The Cascade Policy Institute in Portland, Oregon has released a report that will become must reading for those involved in the transportation, climate change, and energy debate. Written by Randall Pozdena, a former research vice president for the San Francisco Federal Reserve, the study found that increased mobility as measured by car use (vehicle miles traveled, or VMT) is strongly related to increased economic growth. This relationships wasn’t just statistical, but causal. Moreover, higher incomes led to innovations in automobile technology that actually reduce energy use. Thus, attempts to limit automobile use will work against very policy goals of those wanting to limit it.
From the executive summary:
The VMT-economy causality investigation finds that, indeed, VMT is a large and statistically significant driver of GDP. It finds also that, historically at least, the price of energy has not been an important driver of innovation in vehicle efficiency. If fuel efficiency could be improved, there would be positive economic effects, but limited, long-run effects on VMT. Specifically, the causality analysis reveals the following:
Although the causality between VMT and GDP is bidirectional, the primary one is for VMT to “cause” GDP growth. In the short run (2 years), an exogenous (an outside influence, such as regulation), downward shock to VMT results in a reduction of GDP of 90 percent of the size of the VMT shock. In the long run (20 years) the link is weaker, at about 46 percent.
In contrast, endogenous (an influence from within the model, research- or discovery-based) improvements in fuel efficiency appear to have a positive effect on GDP. A 10 percent increase in fuel efficiency yields only a 1 percent GDP increase in the short run, but a 6 percent effect in the long run.

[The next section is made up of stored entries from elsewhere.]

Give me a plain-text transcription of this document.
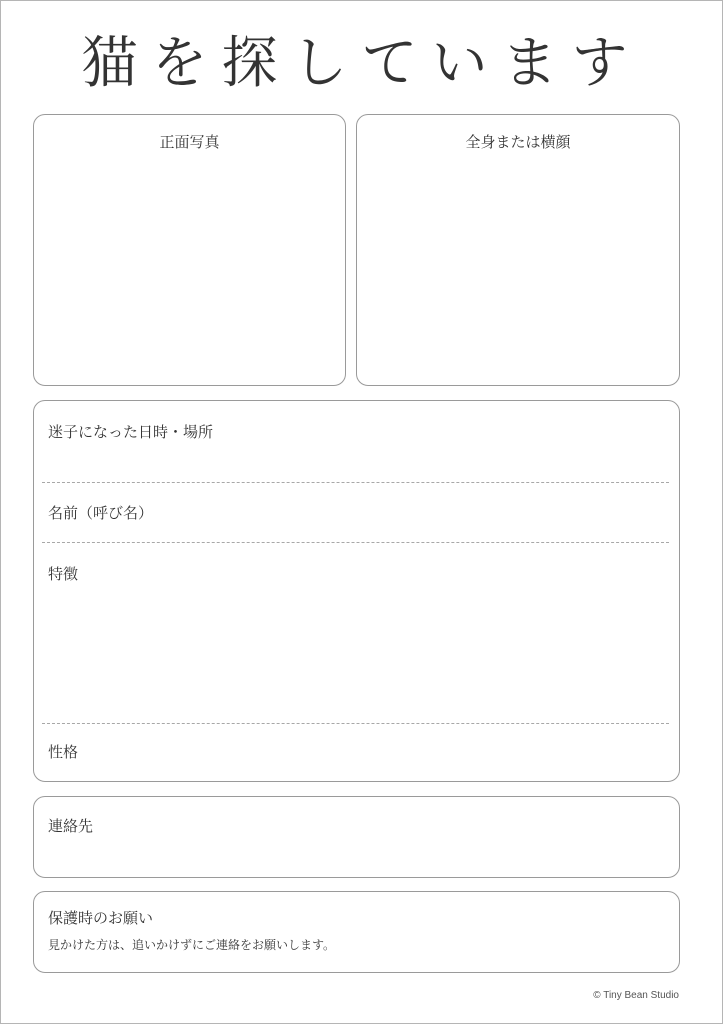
猫を探しています
正面写真	全身または横顔
迷子になった日時・場所
名前（呼び名）
特徴
性格
連絡先
保護時のお願い
見かけた方は、追いかけずにご連絡をお願いします。
© Tiny Bean Studio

VMT is not particularly sensitive to shocks to fuel price alone. The values calculated by the analysis predict well the effects of recent gasoline price increases on VMT. Increases in fuel efficiency cause positive rebounds (increases) in VMT. Although the effect is modest in the short run, after 20 years, exogenous increases in fuel efficiency cause completely offsetting increases in VMT, and thus, energy use, everything else equal.
This does not bode well for strategies such as regulated fleet fuel efficiency standards having a persistent effect on VMT or energy use. It suggests that much of the positive effect of fuel-efficiency improvements on GDP may flow from rebound effects on VMT.